Likewise, imagine that a high school principal expelled the police chief’s son but offered to readmit the boy if the police department would just open a criminal investigation into his ex-wife before their child custody hearing.

Or suppose that the head of a public hospital offered to provide free medical care to employees of a construction company if it remodeled his kitchen?

Or what if I suggested to a university president that I was planning some glowing columns about his great institution and then asked for “a favor,” noting that my child was applying for admission.

In every case, we might disagree about whether to call this bribery, extortion or a quid pro quo, and might disagree about precisely which statute was violated, but there is no doubt this would be a firing offense and perhaps lead to a criminal investigation.

Shouldn’t we hold the president of the United States to as high a standard as the head of a Social Security office, a principal, a hospital director and a journalist?

Indeed, the Ukraine situation is still more insidious.

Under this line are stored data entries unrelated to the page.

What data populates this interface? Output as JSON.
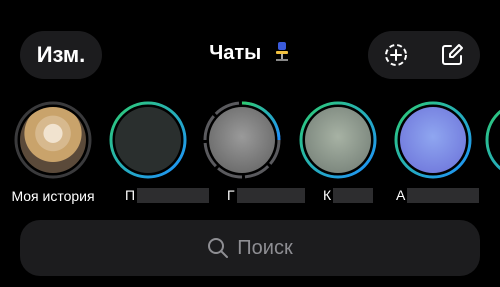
{
  "header": {
    "edit_label": "Изм.",
    "title": "Чаты"
  },
  "stories": [
    {
      "label": "Моя история"
    },
    {
      "label": "П"
    },
    {
      "label": "Г"
    },
    {
      "label": "К"
    },
    {
      "label": "А"
    }
  ],
  "search": {
    "placeholder": "Поиск"
  },
  "colors": {
    "accent_ring_start": "#2ecc71",
    "accent_ring_end": "#1e90ff",
    "surface": "#1c1c1e",
    "placeholder": "#8e8e93"
  },
  "icons": [
    "add-story-icon",
    "compose-icon",
    "search-icon"
  ]
}
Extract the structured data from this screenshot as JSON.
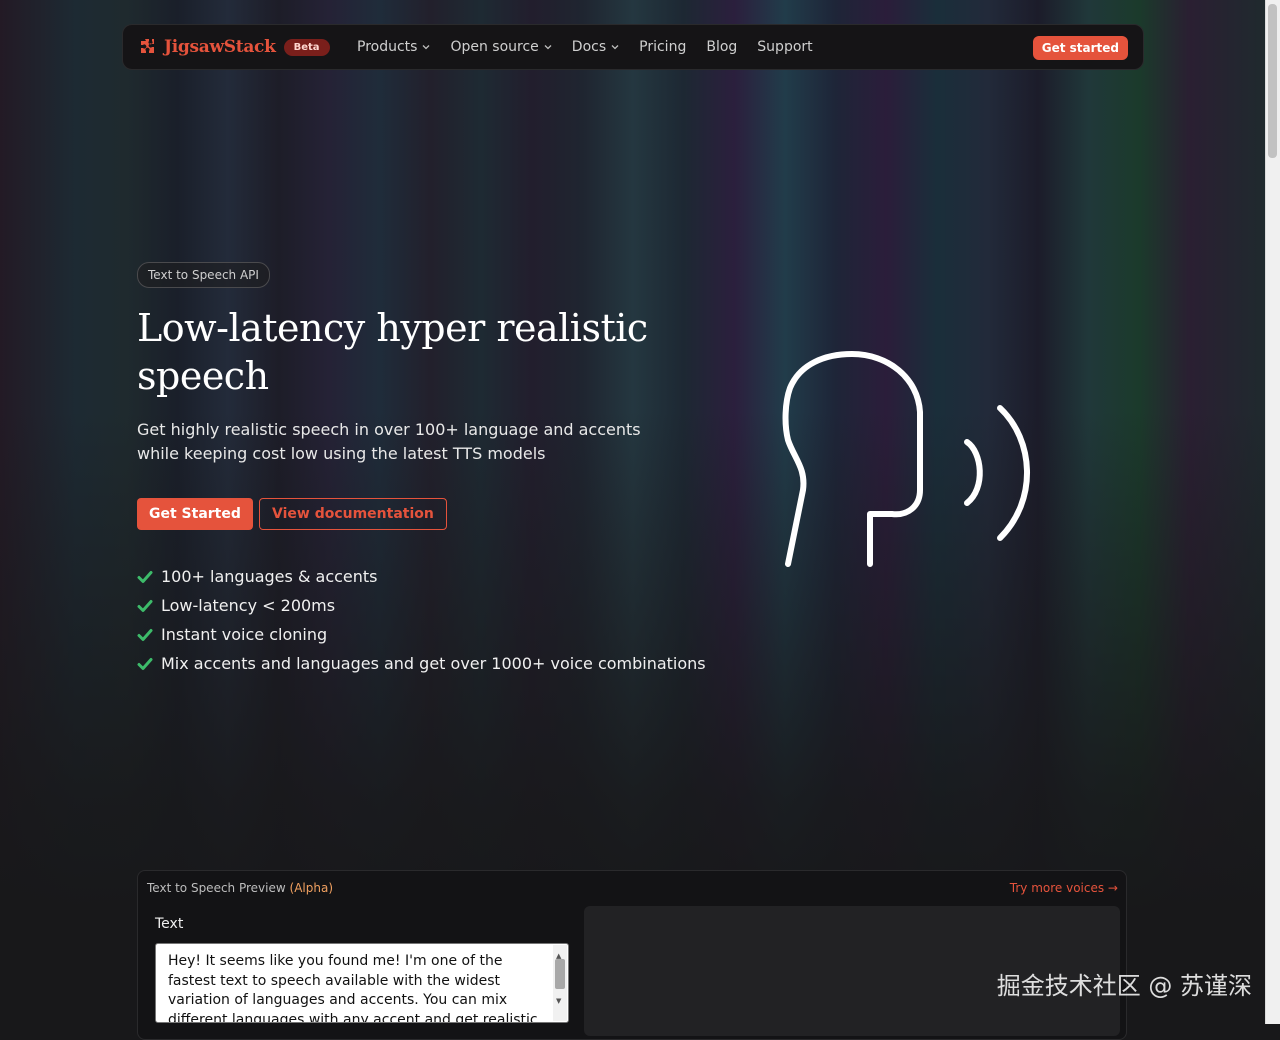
{
  "nav": {
    "brand": "JigsawStack",
    "badge": "Beta",
    "items": [
      {
        "label": "Products",
        "dropdown": true
      },
      {
        "label": "Open source",
        "dropdown": true
      },
      {
        "label": "Docs",
        "dropdown": true
      },
      {
        "label": "Pricing",
        "dropdown": false
      },
      {
        "label": "Blog",
        "dropdown": false
      },
      {
        "label": "Support",
        "dropdown": false
      }
    ],
    "cta": "Get started"
  },
  "hero": {
    "pill": "Text to Speech API",
    "headline": "Low-latency hyper realistic speech",
    "subtitle": "Get highly realistic speech in over 100+ language and accents while keeping cost low using the latest TTS models",
    "primary_button": "Get Started",
    "secondary_button": "View documentation",
    "features": [
      "100+ languages & accents",
      "Low-latency < 200ms",
      "Instant voice cloning",
      "Mix accents and languages and get over 1000+ voice combinations"
    ]
  },
  "preview": {
    "title": "Text to Speech Preview",
    "title_tag": "(Alpha)",
    "link": "Try more voices →",
    "text_label": "Text",
    "text_value": "Hey! It seems like you found me! I'm one of the fastest text to speech available with the widest variation of languages and accents. You can mix different languages with any accent and get realistic sounding voices. I'm"
  },
  "watermark": "掘金技术社区 @ 苏谨深",
  "colors": {
    "accent": "#e5533c",
    "check": "#3dbb6a",
    "background": "#18181a"
  },
  "icons": [
    "puzzle-logo-icon",
    "chevron-down-icon",
    "check-icon",
    "speaking-head-icon"
  ]
}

Trump’s bullying of Ukraine and suspension of military assistance benefited our strategic rival, Russia, and it came as Ukrainians were dying in the fight for their country’s survival after a Russian invasion.

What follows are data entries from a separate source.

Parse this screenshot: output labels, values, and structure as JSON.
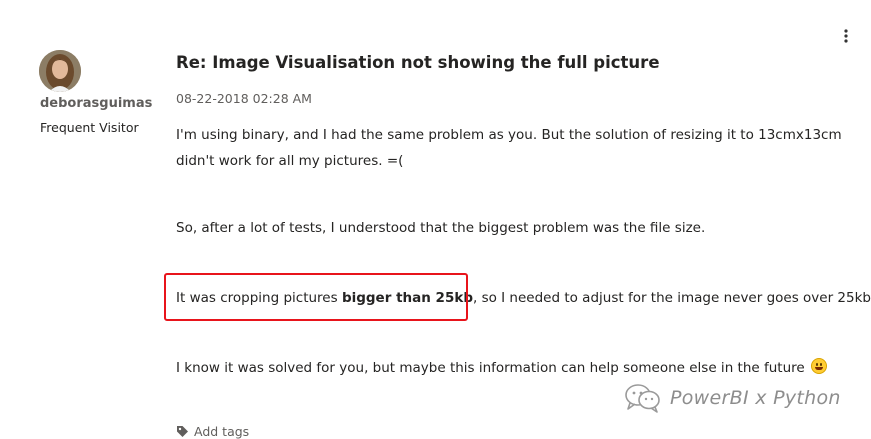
{
  "post": {
    "author": "deborasguimas",
    "rank": "Frequent Visitor",
    "title": "Re: Image Visualisation not showing the full picture",
    "date": "08-22-2018 02:28 AM",
    "body": {
      "p1_line1": "I'm using binary, and I had the same problem as you. But the solution of resizing it to 13cmx13cm",
      "p1_line2": "didn't work for all my pictures. =(",
      "p2": "So, after a lot of tests, I understood that the biggest problem was the file size.",
      "p3_before": "It was cropping pictures ",
      "p3_bold": "bigger than 25kb",
      "p3_after": ", so I needed to adjust for the image never goes over 25kb.",
      "p4": "I know it was solved for you, but maybe this information can help someone else in the future"
    },
    "add_tags_label": "Add tags"
  },
  "watermark": {
    "text": "PowerBI x Python"
  },
  "colors": {
    "highlight_border": "#e8141b",
    "text_primary": "#252423",
    "text_secondary": "#605e5c",
    "watermark": "#8d8d8d"
  },
  "icons": {
    "menu": "kebab-menu-icon",
    "avatar": "avatar",
    "tag": "tag-icon",
    "emoji": "grinning-face-emoji",
    "watermark": "wechat-icon"
  }
}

My father grew up near Chernivtsi in what is now western Ukraine — then part of Romania — and I’m appalled to think of Ukrainians dying unnecessarily because Trump was playing politics with American assistance. In effect, Trump aided Russia and perhaps killed Ukrainians for political gain.

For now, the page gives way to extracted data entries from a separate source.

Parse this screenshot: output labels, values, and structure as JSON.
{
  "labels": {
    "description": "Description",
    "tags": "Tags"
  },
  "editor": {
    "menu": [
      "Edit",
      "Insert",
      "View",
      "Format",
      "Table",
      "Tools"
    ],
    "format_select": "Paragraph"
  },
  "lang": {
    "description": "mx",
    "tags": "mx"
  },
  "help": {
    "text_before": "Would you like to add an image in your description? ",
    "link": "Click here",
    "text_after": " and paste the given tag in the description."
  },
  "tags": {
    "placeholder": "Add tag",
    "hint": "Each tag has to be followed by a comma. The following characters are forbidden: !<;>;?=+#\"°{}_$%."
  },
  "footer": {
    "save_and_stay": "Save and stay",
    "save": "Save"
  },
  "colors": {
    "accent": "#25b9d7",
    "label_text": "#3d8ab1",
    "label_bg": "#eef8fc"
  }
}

Remember all this as we hear Trump’s defenders try to divert attention to the whistleblower, to Hunter Biden or to anything else. If the Republicans want to oversee an investigation of how children of American government officials monetize their parents, that’s a worthwhile effort. But I doubt Ivanka Trump agrees.

The first witnesses before the impeachment hearings were two distinguished foreign policy experts with a long commitment to public service and no history of partisanship. One, George Kent, noted that “there has been a George Kent sworn to defend the Constitution continuously for nearly 60 years.” And Ambassador William Taylor, a Vietnam veteran who was appointed acting ambassador to Ukraine by Secretary of State Mike Pompeo, emphasized, “I am not here to take one side or the other, or to advocate for any particular outcome of these proceedings.”

Their testimony was blunt. Trump withheld not only desperately needed security assistance to Ukraine but also a White House meeting with the Ukrainian president — unless he committed to investigating the Bidens.

“I think it’s crazy to withhold security assistance for help with a political campaign,” Taylor recalled advising other ambassadors involved in Ukraine.

Taylor also revealed something new and important. On July 26, another ambassador, Gordon Sondland, telephoned Trump, who asked about “the investigations” by Ukraine. A Taylor staff member asked Sondland what Trump thought about Ukraine, and Sondland replied that Trump cared more about the investigations into the Bidens.

Republicans on Wednesday tried to suggest that perhaps the impeachment investigation was all a misunderstanding based on secondhand accounts. But that July 26 phone call suggests that Trump was directly pushing for the investigations as his top priority with Ukraine.

Trump continues to be strongly backed by House Republicans and Fox News. That’s the biggest difference from the Watergate hearings that ultimately led to President Richard Nixon’s resignation. There was no Fox News then, and Republicans and Democrats alike were loyal primarily to the country and its institutions rather than to an individual.

That may no longer be true. Brace yourself in the coming weeks for smoke screens of obfuscation, but anchor yourself to this thought: What if the wrongdoing simply involved the head of a Social Security office, a principal, a hospital director or a journalist? Why allow a president to get away with what would be a firing offense for anyone else?